Omicidio di Nahed Hattar: bisogna formare un pensiero critico
Il
25 settembre un estremista ha ucciso lo scrittore Nahid Hattar mentre
si recava in tribunale per un processo a suo carico scatenato da una
vignetta satirica che aveva condiviso, ritenuta offensiva nei confronti
dell'Islam. Essendo lo scrittore un personaggio scomodo, è importante
riflettere prima di esprimere la propria opinione sull'accaduto.
Nahid
Hattar aveva condiviso una vignetta satirica ritenuta offensiva nei
confronti dell'Islam. Bisogna riflettere sul personaggio prima di dare
opinioni.
arabpress.eu
Di Roger Outa. Al-Modon (26/09/2016). Traduzione e sintesi di Claudia Negrini.
I proiettili che quel fanatico islamico
ha sparato sulle scale del Palazzo di Giustizia di Amman, uccidendo lo
scrittore Nahed Hattar, hanno avuto il merito di creare un fronte
comune, che ha denunciato quest’atto criminale. L’assassino, del resto,
in quanto estremista religioso, era il nemico perfetto e facilmente
condannabile. Ciononostante è stata una grande espressione di civiltà,
essendo Hattar un personaggio molto controverso.
Lo scrittore, infatti, utilizzava la
sua penna anche per giustificare i bagni di sangue perpetrati da Bashar
al-Assad, suo committente. Nahed Hattar credeva nella necessità della
continuazione del suo regime e non esitava a sostenere che lo sterminio
dei siriani fosse un tentativo di svuotare la Siria. Condivideva questa
opinione come se fosse “rivelata” e considerava qualsiasi rifiuto un
atto di disobbedienza che meritava una punizione capitale. Ma non
dobbiamo parlare di questo adesso.
La società spinge noi, che non siamo
terroristi né oppositori dello scrittore, a prendere una posizione nei
confronti di questo atto. Qualsiasi condanna che includa le parole
“siamo tutti vittime” è uguale a “siamo tutti criminali” e indica, in
realtà, che siamo stati accusati precedentemente di un qualche crimine.
Così come Nahed Hattar doveva dimostrare
nei suoi scritti l’esistenza di dio, in cui credeva ardentemente e
l’estremista religioso doveva dimostrare al suo dio di obbedire al suo
precetto di eliminare tutti gli “infedeli”, noi dobbiamo dimostrare che
il nostro dio è quello del “ nichilismo democratico”, come diceva il
tunisino Mehdi Belhaj Kacem. Ci dicono che se non esultiamo o non ci
affliggiamo per l’uccisione di Hattar, dimostriamo di non avere “ senso
umanitario”, “ valori” e quindi nessuna “morale”.

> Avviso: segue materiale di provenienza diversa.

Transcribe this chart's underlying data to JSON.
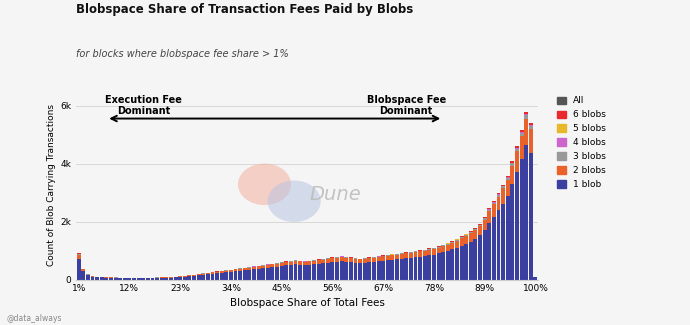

Per fare questo dobbiamo utilizzare il
nostro vocabolario dei diritti, forniti dal “libro santo del dio del
nichilismo democratico”. Dobbiamo usare i nostri versetti e applicarli
al delitto di Hattar. Dobbiamo cancellare i nostri pregiudizi
sull’assassino, ma anche e allo stesso tempo, quelli sulla vittima.
Entrambi risultano particolarmente controversi, tenendo conto che
quest’ultima ha sempre negato il genocidio dei iriani e l’ha appoggiato. Dobbiamo
separare il Nahed Hattar vivente dal Nahed Hattar morto per esprimere un
opinione oggettiva, così come dobbiamo separare il crimine reale dal
crimine come lo immaginiamo.
Dichiariamo di essere “contro
l’assassinio politico”, “per la libertà di pensiero e di espressione” e
“per il rispetto del diritto di dissenso politico”. Nel frattempo, siamo
consapevoli che gli insegnamenti del nostro nichilismo democratico non
si applicano al caso di Hattar. “Ma” non c’è niente di male, noi non
costruiamo la nostra opinione su di lui, non per lui, ma per noi, per
poter superare le eterne prove che la vita ci mette di fronte e che
dobbiamo affrontare con il nostro pensiero critico. Non dobbiamo neppure
cadere nella tentazione di pensare che coloro che non condannano l’atto
come noi, appoggino l’assassino, e siano felici dell’atto da lui
compiuto. Solo così il nostro pensiero critico può superare la prova.
Non bisogna, infatti cascare nel tranello e credere che la nostra sia
l’“opinione generale”, ritenendola l’unica “democratica”.